Zurück an Bord nehme ich eine erfrischende Dusche. Der warme Dampf ist wohltuend und ich fühle mich wie neu geboren. Jedoch haben die letzten zwei Tage Spuren hinterlassen. Spuren tief in meinem Herzen.
Meine Gedanken kreisen, während ich angestrengt versuche die Eindrücke und Erlebnisse zu ordnen. Ich werde mit Gefühlen konfrontiert, die ich bewusst unterdrückt hatte. Ich streife mein kleines Schwarzes über und werfe einen letzten Blick in den Spiegel. Am Weg zum Dinner bemerke ich etwas, dass ich schon lange nicht mehr gefühlt habe: Nervosität.

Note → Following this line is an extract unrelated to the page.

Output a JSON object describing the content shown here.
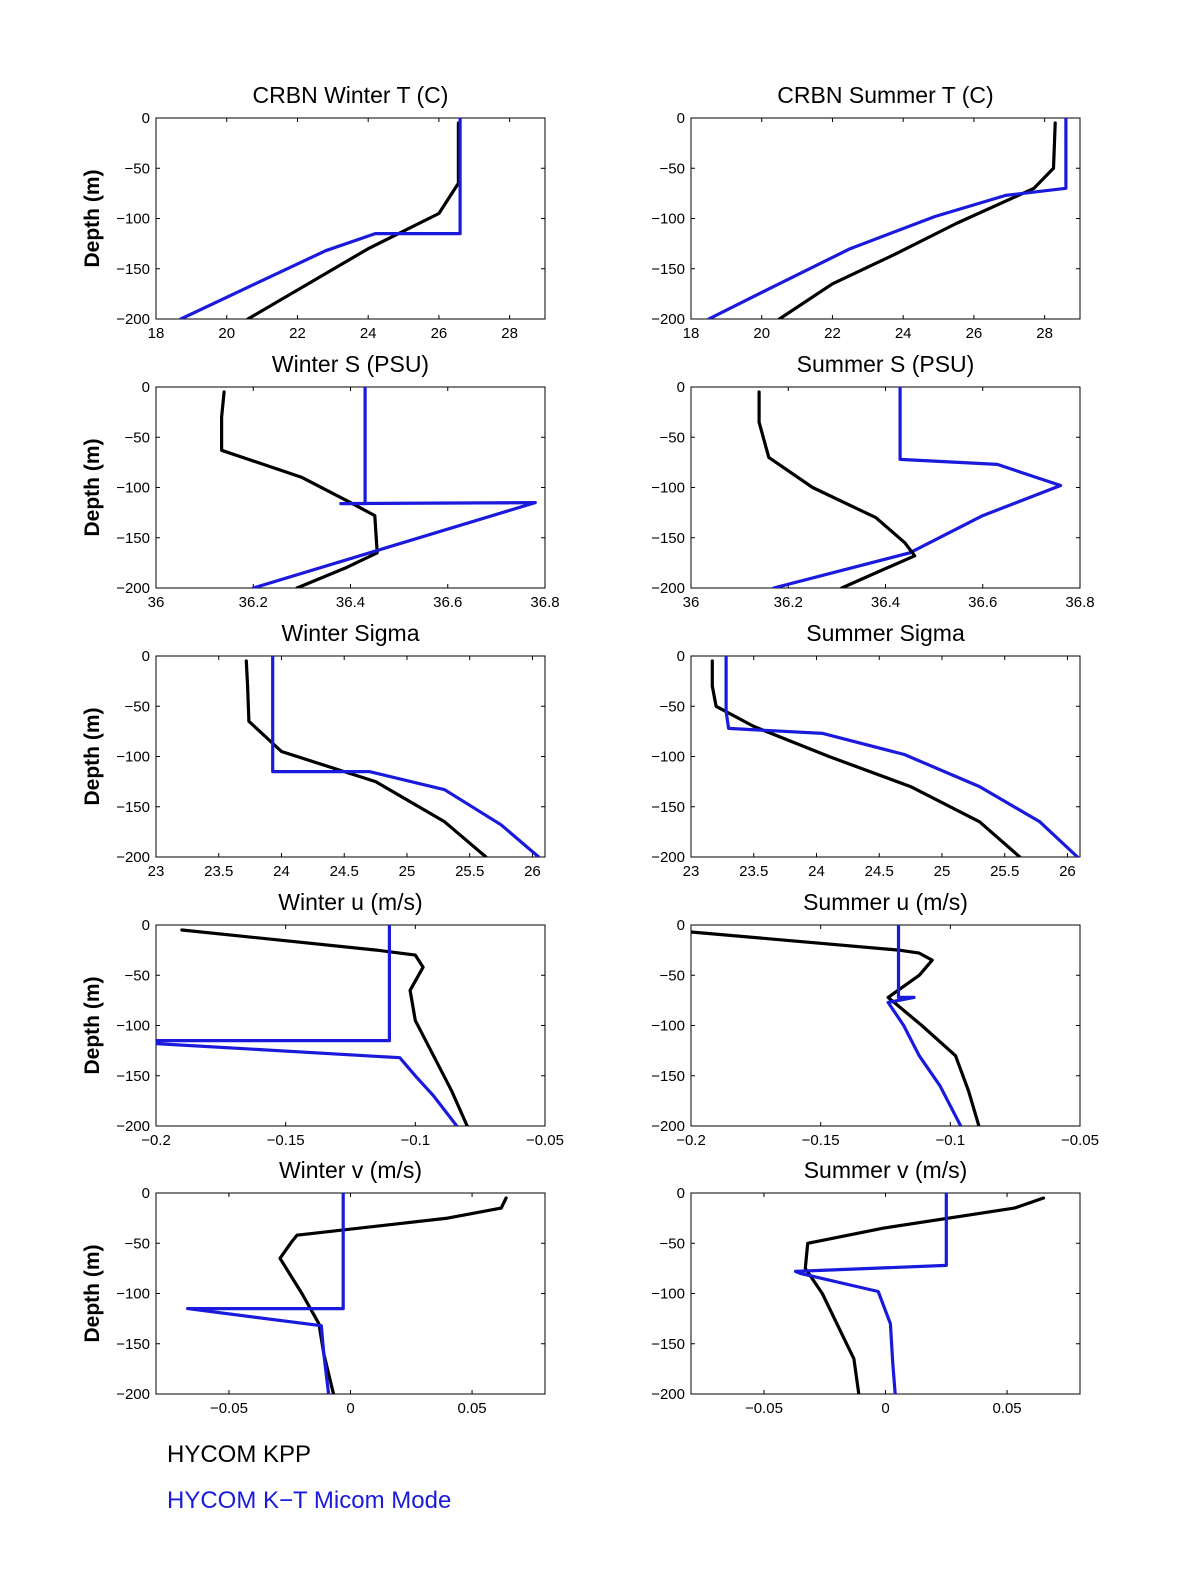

Als ich ankomme, ist bereits mein Lieblingschampagner bestellt und wunderschöne Blumen zieren den Tisch. Er begrüßt mich charmant mit einem Kuss auf meine Wangen und ich spüre wie meine Knie weich werden.

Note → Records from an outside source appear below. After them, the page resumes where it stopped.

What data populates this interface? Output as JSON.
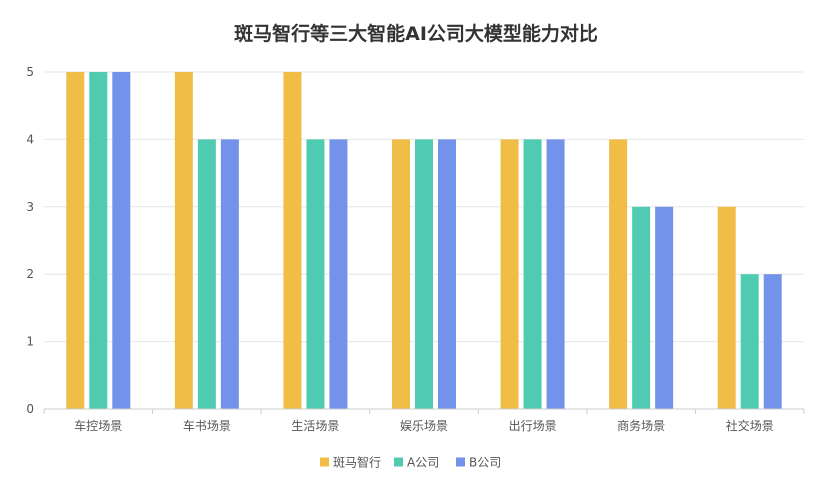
{
  "chart_data": {
    "type": "bar",
    "title": "斑马智行等三大智能AI公司大模型能力对比",
    "categories": [
      "车控场景",
      "车书场景",
      "生活场景",
      "娱乐场景",
      "出行场景",
      "商务场景",
      "社交场景"
    ],
    "series": [
      {
        "name": "斑马智行",
        "color": "#F0BD46",
        "values": [
          5,
          5,
          5,
          4,
          4,
          4,
          3
        ]
      },
      {
        "name": "A公司",
        "color": "#4FCBB2",
        "values": [
          5,
          4,
          4,
          4,
          4,
          3,
          2
        ]
      },
      {
        "name": "B公司",
        "color": "#7392EA",
        "values": [
          5,
          4,
          4,
          4,
          4,
          3,
          2
        ]
      }
    ],
    "yticks": [
      0,
      1,
      2,
      3,
      4,
      5
    ],
    "ylim": [
      0,
      5
    ],
    "xlabel": "",
    "ylabel": "",
    "grid": true,
    "legend_position": "bottom"
  }
}
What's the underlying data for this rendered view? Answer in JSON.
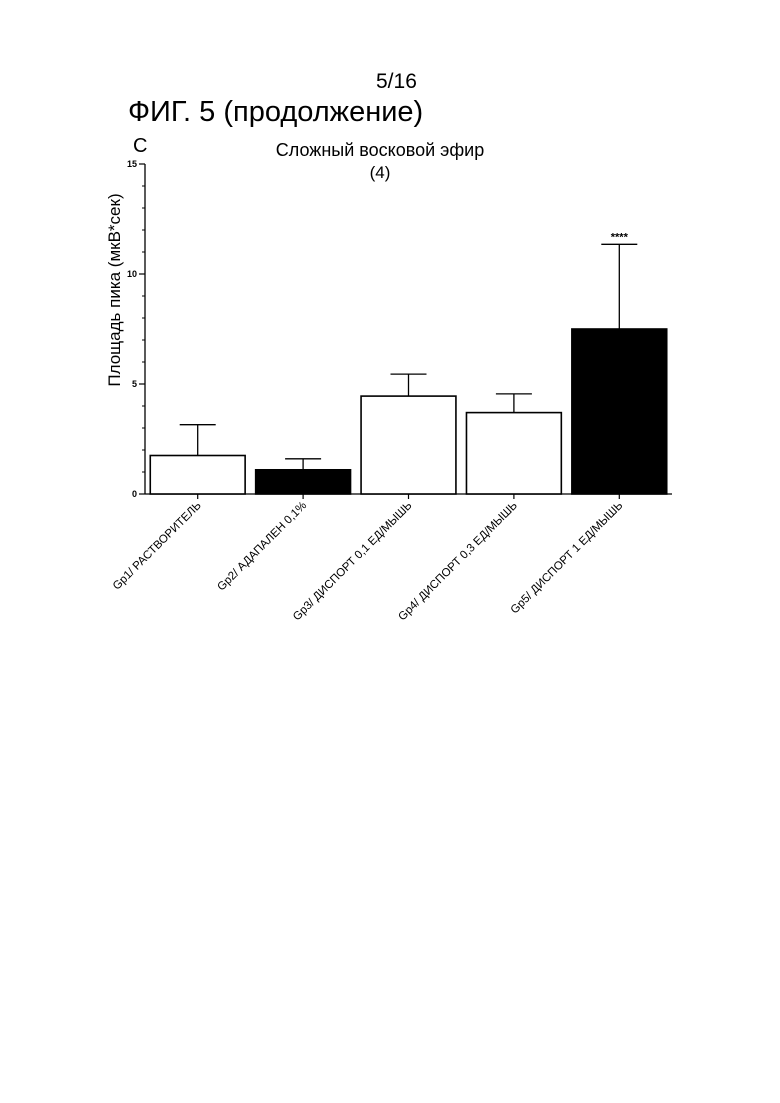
{
  "page": {
    "number": "5/16",
    "figure_title": "ФИГ. 5 (продолжение)"
  },
  "chart_data": {
    "type": "bar",
    "panel_label": "C",
    "title": "Сложный восковой эфир",
    "subtitle": "(4)",
    "xlabel": "",
    "ylabel": "Площадь пика (мкВ*сек)",
    "ylim": [
      0,
      15
    ],
    "yticks": [
      "0",
      "5",
      "10",
      "15"
    ],
    "categories": [
      "Gp1/ РАСТВОРИТЕЛЬ",
      "Gp2/ АДАПАЛЕН 0,1%",
      "Gp3/ ДИСПОРТ 0,1 ЕД/МЫШЬ",
      "Gp4/ ДИСПОРТ 0,3 ЕД/МЫШЬ",
      "Gp5/ ДИСПОРТ 1 ЕД/МЫШЬ"
    ],
    "values": [
      1.75,
      1.1,
      4.45,
      3.7,
      7.5
    ],
    "errors": [
      1.4,
      0.5,
      1.0,
      0.85,
      3.85
    ],
    "fills": [
      "#ffffff",
      "#000000",
      "#ffffff",
      "#ffffff",
      "#000000"
    ],
    "significance": [
      "",
      "",
      "",
      "",
      "****"
    ],
    "grid": false,
    "legend": "none"
  }
}
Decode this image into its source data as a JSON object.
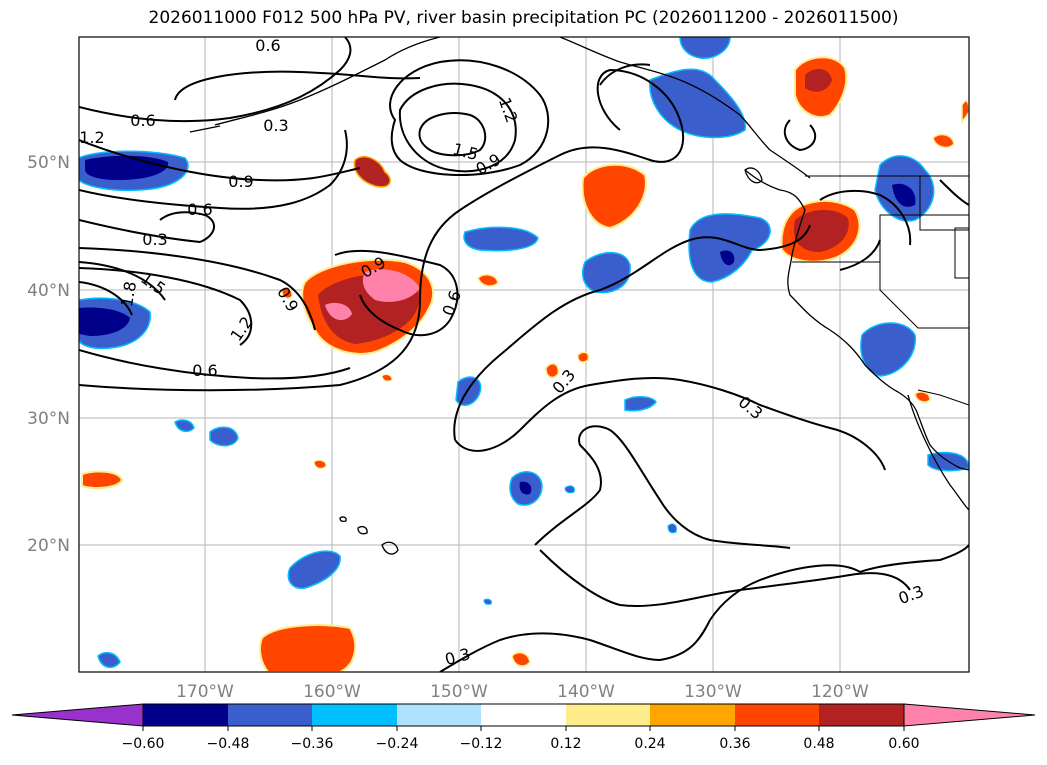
{
  "title": "2026011000 F012 500 hPa PV, river basin precipitation PC (2026011200 - 2026011500)",
  "axes": {
    "lat_labels": [
      "50°N",
      "40°N",
      "30°N",
      "20°N"
    ],
    "lon_labels": [
      "170°W",
      "160°W",
      "150°W",
      "140°W",
      "130°W",
      "120°W"
    ]
  },
  "pv_contour_labels": [
    "0.6",
    "0.6",
    "1.2",
    "0.3",
    "1.2",
    "1.5",
    "0.9",
    "0.9",
    "0.6",
    "0.3",
    "1.5",
    "1.8",
    "0.9",
    "1.2",
    "0.9",
    "0.6",
    "0.6",
    "0.3",
    "0.3",
    "0.3",
    "0.3"
  ],
  "colorbar": {
    "ticks": [
      "−0.60",
      "−0.48",
      "−0.36",
      "−0.24",
      "−0.12",
      "0.12",
      "0.24",
      "0.36",
      "0.48",
      "0.60"
    ],
    "colors": [
      "#9932cc",
      "#00008b",
      "#3a5fcd",
      "#00bfff",
      "#b0e2ff",
      "#ffffff",
      "#ffec8b",
      "#ffa500",
      "#ff4500",
      "#b22222",
      "#ff82ab"
    ]
  }
}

„Hallo schöne Dame, es freut mich Sie wiederzusehen. Sie sehen umwerfend aus.“
„Das kann ich nur zurückgeben, der Herr.“
Als unsere Blicke sich treffen, scheint die Welt still zu stehen. In diesem Moment gibt es nur ihn und mich. Unsere gemeinsame Leidenschaft für gutes Essen lässt uns das gesamte Angebot der Speisekarte bestellen.

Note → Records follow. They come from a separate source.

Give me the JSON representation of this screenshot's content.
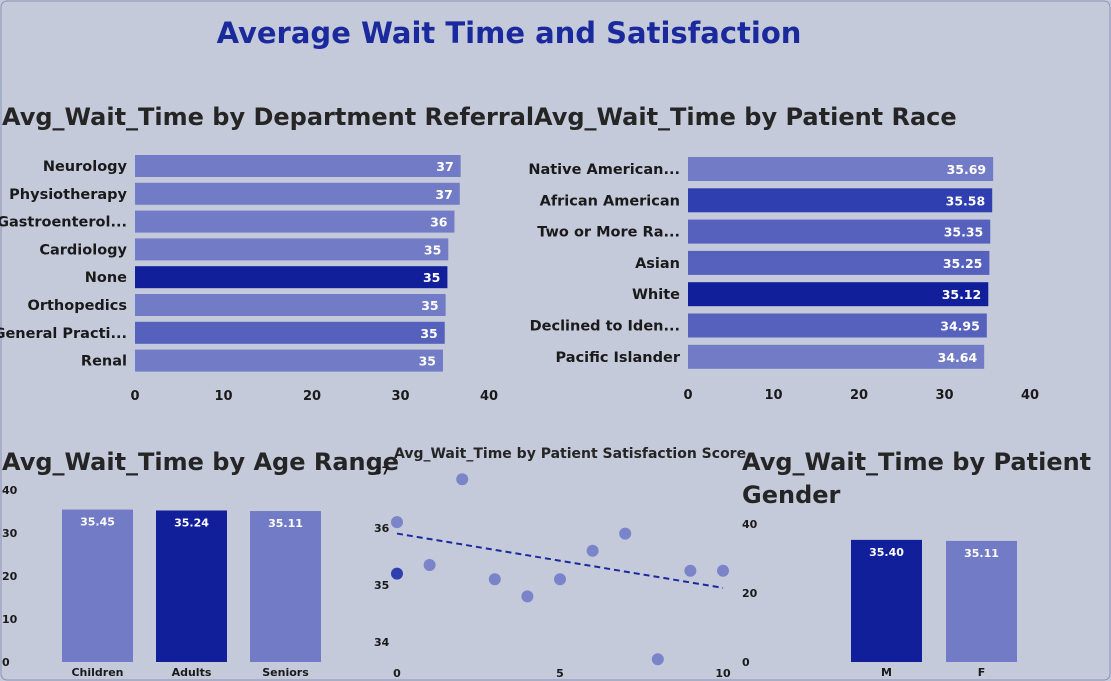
{
  "dashboard": {
    "title": "Average Wait Time and Satisfaction"
  },
  "colors": {
    "background": "#c5cadb",
    "title": "#1a2a9c",
    "heading": "#252525",
    "dark": "#121f9b",
    "medium": "#2f3fb0",
    "mid2": "#5561bd",
    "light": "#727cc6",
    "trend": "#1a2a9c",
    "dot": "#7a84c9"
  },
  "chart_data": [
    {
      "id": "dept",
      "type": "bar",
      "orientation": "horizontal",
      "title": "Avg_Wait_Time by Department Referral",
      "categories": [
        "Neurology",
        "Physiotherapy",
        "Gastroenterol...",
        "Cardiology",
        "None",
        "Orthopedics",
        "General Practi...",
        "Renal"
      ],
      "values": [
        36.8,
        36.7,
        36.1,
        35.4,
        35.3,
        35.1,
        35.0,
        34.8
      ],
      "labels": [
        "37",
        "37",
        "36",
        "35",
        "35",
        "35",
        "35",
        "35"
      ],
      "xlim": [
        0,
        40
      ],
      "ticks": [
        "0",
        "10",
        "20",
        "30",
        "40"
      ]
    },
    {
      "id": "race",
      "type": "bar",
      "orientation": "horizontal",
      "title": "Avg_Wait_Time by Patient Race",
      "categories": [
        "Native American...",
        "African American",
        "Two or More Ra...",
        "Asian",
        "White",
        "Declined to Iden...",
        "Pacific Islander"
      ],
      "values": [
        35.69,
        35.58,
        35.35,
        35.25,
        35.12,
        34.95,
        34.64
      ],
      "labels": [
        "35.69",
        "35.58",
        "35.35",
        "35.25",
        "35.12",
        "34.95",
        "34.64"
      ],
      "xlim": [
        0,
        40
      ],
      "ticks": [
        "0",
        "10",
        "20",
        "30",
        "40"
      ]
    },
    {
      "id": "age",
      "type": "bar",
      "orientation": "vertical",
      "title": "Avg_Wait_Time by Age Range",
      "categories": [
        "Children",
        "Adults",
        "Seniors"
      ],
      "values": [
        35.45,
        35.24,
        35.11
      ],
      "labels": [
        "35.45",
        "35.24",
        "35.11"
      ],
      "ylim": [
        0,
        40
      ],
      "ticks": [
        "0",
        "10",
        "20",
        "30",
        "40"
      ]
    },
    {
      "id": "sat",
      "type": "scatter",
      "title": "Avg_Wait_Time by Patient Satisfaction Score",
      "x": [
        0,
        0,
        1,
        2,
        3,
        4,
        5,
        6,
        7,
        8,
        9,
        10
      ],
      "y": [
        36.1,
        35.2,
        35.35,
        36.85,
        35.1,
        34.8,
        35.1,
        35.6,
        35.9,
        33.7,
        35.25,
        35.25
      ],
      "trend": {
        "start": [
          0,
          35.9
        ],
        "end": [
          10,
          34.95
        ]
      },
      "xlim": [
        0,
        10
      ],
      "ylim": [
        33.6,
        37.1
      ],
      "xticks": [
        "0",
        "5",
        "10"
      ],
      "yticks": [
        "34",
        "35",
        "36",
        "37"
      ]
    },
    {
      "id": "gender",
      "type": "bar",
      "orientation": "vertical",
      "title": "Avg_Wait_Time by Patient Gender",
      "title_lines": [
        "Avg_Wait_Time by Patient",
        "Gender"
      ],
      "categories": [
        "M",
        "F"
      ],
      "values": [
        35.4,
        35.11
      ],
      "labels": [
        "35.40",
        "35.11"
      ],
      "ylim": [
        0,
        40
      ],
      "ticks": [
        "0",
        "20",
        "40"
      ]
    }
  ]
}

Wir lachen viel, sprechen über die Vergangenheit, teilen Anekdoten und die Zeit verfliegt, bis wir die letzten Gäste im Raum sind.
Allerdings blenden wir die Realität geschickt aus. Themen, die zum wahren Grund der Trennung führten, sprechen wir nicht an. Wir wissen beide, wie einzigartig unsere Verbindung ist und zusammen bilden wir ein starkes Team. Die letzten Tage im Überlebensmodus haben uns dies vor Augen geführt.
Das Kreuzfahrtschiff ist ein geschützter Ort, aber sobald wir von Bord gehen, hat uns der Alltag mit all den Problemen, Sorgen und Verpflichtungen wieder voll im Griff.
Die verbleibenden Tage verbringen wir zusammen. Die Ausflüge und die gemeinsame Zeit sind traumhaft schön – fast schon unheimlich wie perfekt wir harmonieren.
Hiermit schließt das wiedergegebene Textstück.